The government's offering 1.06% on what it
borrows, over 3 years, while the OCR is @ 2.5%
and many bank TDs are 4-5% over 1-5 years?
Sorry not sure if rant belongs completely in here but with media making housing inflation a political issue I think its important to look at the logic.
I don't know why money flooding in from overseas pushing up house prices is a bad thing.
So what does all this mean for us uninitiated?
The government's offering 1.06% on what it
borrows, over 3 years, while the OCR is @ 2.5%
and many bank TDs are 4-5% over 1-5 years?
Inflation.
Is it inflation adjusted?
That’s the real trick.
The Govt is paying 4.50% pa (coupon) on this debt.
It was so popular, people have been willing to pay $162.787 for $100 of this debt.
The calculation around price paid (162) and interest received (4.50% pa) till maturity (Feb 2016) all calculates out to 1.06% pa if held to maturity.
So what makes this investment $62 more attractive than face value?
A question for Hamish. I have loans with both ANZ and Westpac, a term loan with Westpac finishes in March, and my broker has come back with rates from both banks. ANZ are sharper, Westpac if squeezed might meet ANZ's rates. I have just received a cashback for a new loan for a new property so looks like banks are still doing these. My question is about churning. Loyalty aside (and yes there are vestiges of loyalty remaining in my system) the incentive is to change banks and get the cash back. Are the banks aware that the incentive is to change banks? Will I get a black mark for disloyalty if I change banks just to get the cash back? So far cash backs have far exceeded my legal fees.
The banks do not put a black mark on you and they are aware that cash backs s motivate churn, not all the banks are playing this game happily but its competition that has led to this. Its not sustainable and won't go on forever.
PS brokers get charged with a fee if you move usually within a12 month period,
So what do you see as the relationship[s], if any? E.g.
If someone said to the RBNZ that its monetary policies
were detrimental to economic policy, could the reply be not our problem?
It works inside the Policy Targets Agreement; 'owned' by the Govt, with its finances included in the Crown accounts.
A co-operative agreement, while maintaining a healthy level of independence I guess.

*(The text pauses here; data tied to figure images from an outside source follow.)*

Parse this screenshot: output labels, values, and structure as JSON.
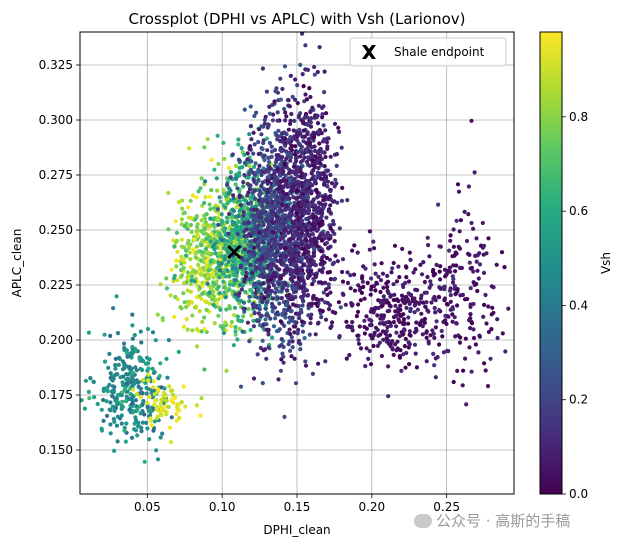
{
  "chart_data": {
    "type": "scatter",
    "title": "Crossplot (DPHI vs APLC) with Vsh (Larionov)",
    "xlabel": "DPHI_clean",
    "ylabel": "APLC_clean",
    "xlim": [
      0.005,
      0.295
    ],
    "ylim": [
      0.13,
      0.34
    ],
    "x_ticks": [
      0.05,
      0.1,
      0.15,
      0.2,
      0.25
    ],
    "x_tick_labels": [
      "0.05",
      "0.10",
      "0.15",
      "0.20",
      "0.25"
    ],
    "y_ticks": [
      0.15,
      0.175,
      0.2,
      0.225,
      0.25,
      0.275,
      0.3,
      0.325
    ],
    "y_tick_labels": [
      "0.150",
      "0.175",
      "0.200",
      "0.225",
      "0.250",
      "0.275",
      "0.300",
      "0.325"
    ],
    "grid": true,
    "colorbar": {
      "label": "Vsh",
      "colormap": "viridis",
      "range": [
        0.0,
        0.98
      ],
      "ticks": [
        0.0,
        0.2,
        0.4,
        0.6,
        0.8
      ],
      "tick_labels": [
        "0.0",
        "0.2",
        "0.4",
        "0.6",
        "0.8"
      ]
    },
    "legend": {
      "placement": "top-right",
      "entries": [
        {
          "label": "Shale endpoint",
          "marker": "X",
          "color": "#000000"
        }
      ]
    },
    "shale_endpoint": {
      "x": 0.108,
      "y": 0.24
    },
    "point_clusters": [
      {
        "x_center": 0.04,
        "y_center": 0.178,
        "x_spread": 0.012,
        "y_spread": 0.013,
        "vsh": 0.48,
        "vsh_spread": 0.08,
        "count": 300
      },
      {
        "x_center": 0.062,
        "y_center": 0.171,
        "x_spread": 0.008,
        "y_spread": 0.006,
        "vsh": 0.93,
        "vsh_spread": 0.04,
        "count": 70
      },
      {
        "x_center": 0.095,
        "y_center": 0.238,
        "x_spread": 0.014,
        "y_spread": 0.017,
        "vsh": 0.82,
        "vsh_spread": 0.09,
        "count": 600
      },
      {
        "x_center": 0.118,
        "y_center": 0.245,
        "x_spread": 0.012,
        "y_spread": 0.018,
        "vsh": 0.58,
        "vsh_spread": 0.1,
        "count": 700
      },
      {
        "x_center": 0.137,
        "y_center": 0.25,
        "x_spread": 0.012,
        "y_spread": 0.025,
        "vsh": 0.18,
        "vsh_spread": 0.07,
        "count": 1100
      },
      {
        "x_center": 0.157,
        "y_center": 0.262,
        "x_spread": 0.01,
        "y_spread": 0.025,
        "vsh": 0.09,
        "vsh_spread": 0.05,
        "count": 700
      },
      {
        "x_center": 0.22,
        "y_center": 0.213,
        "x_spread": 0.028,
        "y_spread": 0.013,
        "vsh": 0.05,
        "vsh_spread": 0.04,
        "count": 450
      },
      {
        "x_center": 0.265,
        "y_center": 0.235,
        "x_spread": 0.01,
        "y_spread": 0.022,
        "vsh": 0.05,
        "vsh_spread": 0.04,
        "count": 90
      }
    ]
  },
  "watermark": {
    "text": "公众号 · 高斯的手稿"
  }
}
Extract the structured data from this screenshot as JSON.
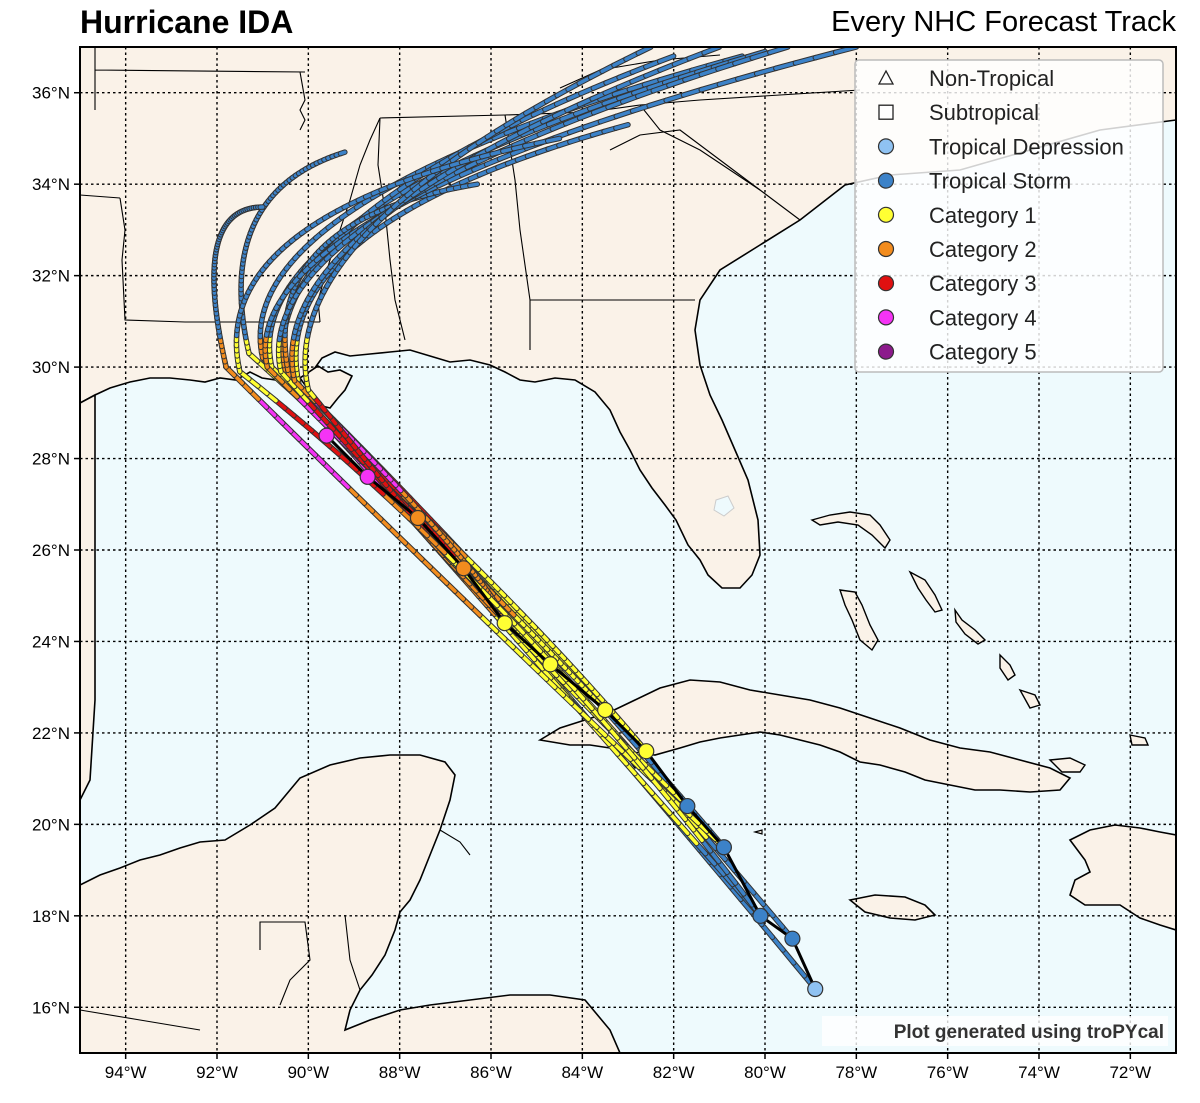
{
  "title": "Hurricane IDA",
  "subtitle": "Every NHC Forecast Track",
  "credit": "Plot generated using troPYcal",
  "map": {
    "lon_range": [
      -95,
      -71
    ],
    "lat_range": [
      15,
      37
    ],
    "lon_ticks": [
      "94°W",
      "92°W",
      "90°W",
      "88°W",
      "86°W",
      "84°W",
      "82°W",
      "80°W",
      "78°W",
      "76°W",
      "74°W",
      "72°W"
    ],
    "lat_ticks": [
      "16°N",
      "18°N",
      "20°N",
      "22°N",
      "24°N",
      "26°N",
      "28°N",
      "30°N",
      "32°N",
      "34°N",
      "36°N"
    ],
    "colors": {
      "land": "#faf2e8",
      "ocean": "#eefafd",
      "grid": "#000000"
    }
  },
  "legend": {
    "placement": "top-right",
    "items": [
      {
        "label": "Non-Tropical",
        "marker": "triangle",
        "color": "#ffffff"
      },
      {
        "label": "Subtropical",
        "marker": "square",
        "color": "#ffffff"
      },
      {
        "label": "Tropical Depression",
        "marker": "circle",
        "color": "#8fc2f2"
      },
      {
        "label": "Tropical Storm",
        "marker": "circle",
        "color": "#3c82c8"
      },
      {
        "label": "Category 1",
        "marker": "circle",
        "color": "#ffff33"
      },
      {
        "label": "Category 2",
        "marker": "circle",
        "color": "#f28c1e"
      },
      {
        "label": "Category 3",
        "marker": "circle",
        "color": "#e01010"
      },
      {
        "label": "Category 4",
        "marker": "circle",
        "color": "#f533f5"
      },
      {
        "label": "Category 5",
        "marker": "circle",
        "color": "#8c1a8c"
      }
    ]
  },
  "observed_track": [
    {
      "lon": -78.9,
      "lat": 16.4,
      "category": "Tropical Depression"
    },
    {
      "lon": -79.4,
      "lat": 17.5,
      "category": "Tropical Storm"
    },
    {
      "lon": -80.1,
      "lat": 18.0,
      "category": "Tropical Storm"
    },
    {
      "lon": -80.9,
      "lat": 19.5,
      "category": "Tropical Storm"
    },
    {
      "lon": -81.7,
      "lat": 20.4,
      "category": "Tropical Storm"
    },
    {
      "lon": -82.6,
      "lat": 21.6,
      "category": "Category 1"
    },
    {
      "lon": -83.5,
      "lat": 22.5,
      "category": "Category 1"
    },
    {
      "lon": -84.7,
      "lat": 23.5,
      "category": "Category 1"
    },
    {
      "lon": -85.7,
      "lat": 24.4,
      "category": "Category 1"
    },
    {
      "lon": -86.6,
      "lat": 25.6,
      "category": "Category 2"
    },
    {
      "lon": -87.6,
      "lat": 26.7,
      "category": "Category 2"
    },
    {
      "lon": -88.7,
      "lat": 27.6,
      "category": "Category 4"
    },
    {
      "lon": -89.6,
      "lat": 28.5,
      "category": "Category 4"
    }
  ]
}
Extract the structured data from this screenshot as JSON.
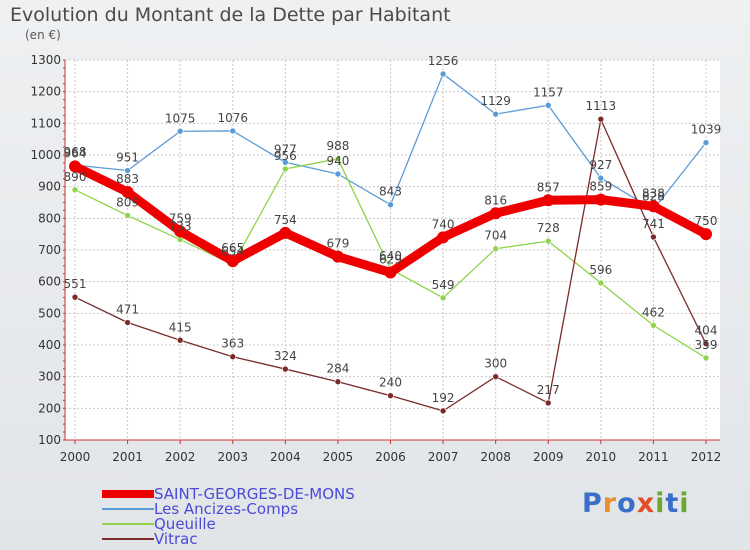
{
  "title": "Evolution du Montant de la Dette par Habitant",
  "subtitle": "(en €)",
  "logo": {
    "text": "Proxiti",
    "letters": [
      "P",
      "r",
      "o",
      "x",
      "i",
      "t",
      "i"
    ],
    "colors": [
      "#3a6ec8",
      "#e8902a",
      "#3a6ec8",
      "#e34c26",
      "#6aa832",
      "#3a6ec8",
      "#6aa832"
    ]
  },
  "chart_data": {
    "type": "line",
    "title": "Evolution du Montant de la Dette par Habitant",
    "subtitle": "(en €)",
    "xlabel": "",
    "ylabel": "",
    "x": [
      "2000",
      "2001",
      "2002",
      "2003",
      "2004",
      "2005",
      "2006",
      "2007",
      "2008",
      "2009",
      "2010",
      "2011",
      "2012"
    ],
    "ylim": [
      100,
      1300
    ],
    "yticks": [
      100,
      200,
      300,
      400,
      500,
      600,
      700,
      800,
      900,
      1000,
      1100,
      1200,
      1300
    ],
    "grid": true,
    "legend_position": "bottom-left",
    "series": [
      {
        "name": "SAINT-GEORGES-DE-MONS",
        "color": "#ee0000",
        "thick": true,
        "values": [
          964,
          883,
          759,
          665,
          754,
          679,
          629,
          740,
          816,
          857,
          859,
          838,
          750
        ]
      },
      {
        "name": "Les Ancizes-Comps",
        "color": "#5b9bd5",
        "thick": false,
        "values": [
          968,
          951,
          1075,
          1076,
          977,
          940,
          843,
          1256,
          1129,
          1157,
          927,
          828,
          1039
        ]
      },
      {
        "name": "Queuille",
        "color": "#8fd44a",
        "thick": false,
        "values": [
          890,
          809,
          733,
          654,
          956,
          988,
          640,
          549,
          704,
          728,
          596,
          462,
          359
        ]
      },
      {
        "name": "Vitrac",
        "color": "#7a2a2a",
        "thick": false,
        "values": [
          551,
          471,
          415,
          363,
          324,
          284,
          240,
          192,
          300,
          217,
          1113,
          741,
          404
        ]
      }
    ]
  }
}
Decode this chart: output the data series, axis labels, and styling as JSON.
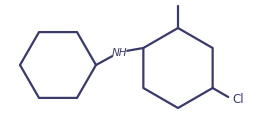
{
  "line_color": "#3a3a6a",
  "line_width": 1.6,
  "bg_color": "#ffffff",
  "figsize": [
    2.56,
    1.31
  ],
  "dpi": 100
}
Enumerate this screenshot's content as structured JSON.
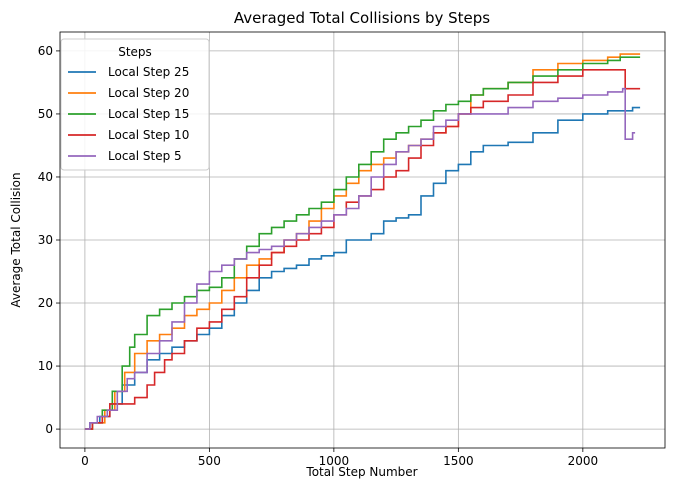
{
  "chart_data": {
    "type": "line",
    "title": "Averaged Total Collisions by Steps",
    "xlabel": "Total Step Number",
    "ylabel": "Average Total Collision",
    "xlim": [
      -100,
      2330
    ],
    "ylim": [
      -3,
      63
    ],
    "x_ticks": [
      0,
      500,
      1000,
      1500,
      2000
    ],
    "y_ticks": [
      0,
      10,
      20,
      30,
      40,
      50,
      60
    ],
    "grid": true,
    "legend": {
      "title": "Steps",
      "position": "top-left"
    },
    "series": [
      {
        "name": "Local Step 25",
        "color": "#1f77b4",
        "points": [
          [
            0,
            0
          ],
          [
            20,
            1
          ],
          [
            60,
            2
          ],
          [
            100,
            4
          ],
          [
            150,
            7
          ],
          [
            200,
            9
          ],
          [
            250,
            11
          ],
          [
            300,
            12
          ],
          [
            350,
            13
          ],
          [
            400,
            14
          ],
          [
            450,
            15
          ],
          [
            500,
            16
          ],
          [
            550,
            18
          ],
          [
            600,
            20
          ],
          [
            650,
            22
          ],
          [
            700,
            24
          ],
          [
            750,
            25
          ],
          [
            800,
            25.5
          ],
          [
            850,
            26
          ],
          [
            900,
            27
          ],
          [
            950,
            27.5
          ],
          [
            1000,
            28
          ],
          [
            1050,
            30
          ],
          [
            1100,
            30
          ],
          [
            1150,
            31
          ],
          [
            1200,
            33
          ],
          [
            1250,
            33.5
          ],
          [
            1300,
            34
          ],
          [
            1350,
            37
          ],
          [
            1400,
            39
          ],
          [
            1450,
            41
          ],
          [
            1500,
            42
          ],
          [
            1550,
            44
          ],
          [
            1600,
            45
          ],
          [
            1700,
            45.5
          ],
          [
            1800,
            47
          ],
          [
            1900,
            49
          ],
          [
            2000,
            50
          ],
          [
            2100,
            50.5
          ],
          [
            2200,
            51
          ],
          [
            2230,
            51
          ]
        ]
      },
      {
        "name": "Local Step 20",
        "color": "#ff7f0e",
        "points": [
          [
            0,
            0
          ],
          [
            30,
            1
          ],
          [
            80,
            3
          ],
          [
            120,
            6
          ],
          [
            160,
            9
          ],
          [
            200,
            12
          ],
          [
            250,
            14
          ],
          [
            300,
            15
          ],
          [
            350,
            16
          ],
          [
            400,
            18
          ],
          [
            450,
            19
          ],
          [
            500,
            20
          ],
          [
            550,
            22
          ],
          [
            600,
            24
          ],
          [
            650,
            26
          ],
          [
            700,
            27
          ],
          [
            750,
            28
          ],
          [
            800,
            30
          ],
          [
            850,
            31
          ],
          [
            900,
            33
          ],
          [
            950,
            35
          ],
          [
            1000,
            37
          ],
          [
            1050,
            39
          ],
          [
            1100,
            41
          ],
          [
            1150,
            42
          ],
          [
            1200,
            43
          ],
          [
            1250,
            44
          ],
          [
            1300,
            45
          ],
          [
            1350,
            46
          ],
          [
            1400,
            47
          ],
          [
            1450,
            48
          ],
          [
            1500,
            50
          ],
          [
            1550,
            53
          ],
          [
            1600,
            54
          ],
          [
            1700,
            55
          ],
          [
            1800,
            57
          ],
          [
            1900,
            58
          ],
          [
            2000,
            58.5
          ],
          [
            2100,
            59
          ],
          [
            2150,
            59.5
          ],
          [
            2230,
            59.5
          ]
        ]
      },
      {
        "name": "Local Step 15",
        "color": "#2ca02c",
        "points": [
          [
            0,
            0
          ],
          [
            30,
            1
          ],
          [
            70,
            3
          ],
          [
            110,
            6
          ],
          [
            150,
            10
          ],
          [
            180,
            13
          ],
          [
            200,
            15
          ],
          [
            250,
            18
          ],
          [
            300,
            19
          ],
          [
            350,
            20
          ],
          [
            400,
            21
          ],
          [
            450,
            22
          ],
          [
            500,
            22.5
          ],
          [
            550,
            24
          ],
          [
            600,
            27
          ],
          [
            650,
            29
          ],
          [
            700,
            31
          ],
          [
            750,
            32
          ],
          [
            800,
            33
          ],
          [
            850,
            34
          ],
          [
            900,
            35
          ],
          [
            950,
            36
          ],
          [
            1000,
            38
          ],
          [
            1050,
            40
          ],
          [
            1100,
            42
          ],
          [
            1150,
            44
          ],
          [
            1200,
            46
          ],
          [
            1250,
            47
          ],
          [
            1300,
            48
          ],
          [
            1350,
            49
          ],
          [
            1400,
            50.5
          ],
          [
            1450,
            51.5
          ],
          [
            1500,
            52
          ],
          [
            1550,
            53
          ],
          [
            1600,
            54
          ],
          [
            1700,
            55
          ],
          [
            1800,
            56
          ],
          [
            1900,
            57
          ],
          [
            2000,
            58
          ],
          [
            2100,
            58.5
          ],
          [
            2150,
            59
          ],
          [
            2230,
            59
          ]
        ]
      },
      {
        "name": "Local Step 10",
        "color": "#d62728",
        "points": [
          [
            0,
            0
          ],
          [
            30,
            1
          ],
          [
            70,
            2
          ],
          [
            100,
            4
          ],
          [
            150,
            4
          ],
          [
            200,
            5
          ],
          [
            250,
            7
          ],
          [
            280,
            9
          ],
          [
            320,
            11
          ],
          [
            350,
            12
          ],
          [
            400,
            14
          ],
          [
            450,
            16
          ],
          [
            500,
            17
          ],
          [
            550,
            19
          ],
          [
            600,
            21
          ],
          [
            650,
            24
          ],
          [
            700,
            26
          ],
          [
            750,
            28
          ],
          [
            800,
            29
          ],
          [
            850,
            30
          ],
          [
            900,
            31
          ],
          [
            950,
            32
          ],
          [
            1000,
            34
          ],
          [
            1050,
            36
          ],
          [
            1100,
            37
          ],
          [
            1150,
            38
          ],
          [
            1200,
            40
          ],
          [
            1250,
            41
          ],
          [
            1300,
            43
          ],
          [
            1350,
            45
          ],
          [
            1400,
            47
          ],
          [
            1450,
            48
          ],
          [
            1500,
            50
          ],
          [
            1550,
            51
          ],
          [
            1600,
            52
          ],
          [
            1700,
            53
          ],
          [
            1800,
            55
          ],
          [
            1900,
            56
          ],
          [
            2000,
            57
          ],
          [
            2100,
            57
          ],
          [
            2160,
            57
          ],
          [
            2170,
            54
          ],
          [
            2230,
            54
          ]
        ]
      },
      {
        "name": "Local Step 5",
        "color": "#9467bd",
        "points": [
          [
            0,
            0
          ],
          [
            20,
            1
          ],
          [
            50,
            2
          ],
          [
            90,
            3
          ],
          [
            130,
            6
          ],
          [
            170,
            8
          ],
          [
            200,
            9
          ],
          [
            250,
            12
          ],
          [
            300,
            14
          ],
          [
            350,
            17
          ],
          [
            400,
            20
          ],
          [
            450,
            23
          ],
          [
            500,
            25
          ],
          [
            550,
            26
          ],
          [
            600,
            27
          ],
          [
            650,
            28
          ],
          [
            700,
            28.5
          ],
          [
            750,
            29
          ],
          [
            800,
            30
          ],
          [
            850,
            31
          ],
          [
            900,
            32
          ],
          [
            950,
            33
          ],
          [
            1000,
            34
          ],
          [
            1050,
            35
          ],
          [
            1100,
            37
          ],
          [
            1150,
            40
          ],
          [
            1200,
            42
          ],
          [
            1250,
            44
          ],
          [
            1300,
            45
          ],
          [
            1350,
            46
          ],
          [
            1400,
            48
          ],
          [
            1450,
            49
          ],
          [
            1500,
            50
          ],
          [
            1600,
            50
          ],
          [
            1700,
            51
          ],
          [
            1800,
            52
          ],
          [
            1900,
            52.5
          ],
          [
            2000,
            53
          ],
          [
            2100,
            53.5
          ],
          [
            2160,
            54
          ],
          [
            2170,
            46
          ],
          [
            2200,
            47
          ],
          [
            2210,
            47
          ]
        ]
      }
    ]
  }
}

Monetary policy vs economic policy? Not much - if any - mention of
monetary policy or its relationship with economic prosperity.
Interesting . . . . No Easy Growth Boost - RBNZ
Alan Wood
01/02/2013
Improving New Zealand's productivity and competitiveness is critical
to the country's economic prosperity, the Reserve Bank governor says.
In a speech to the Canterbury Employers' Chamber of Commerce in
Christchurch, RBNZ governor Graeme Wheeler said there was no easy
formula for boosting economic growth rates. Like other small,
commodity-producing economies, New Zealand's economic prospects
depended greatly on the growth in world output and trade, he said.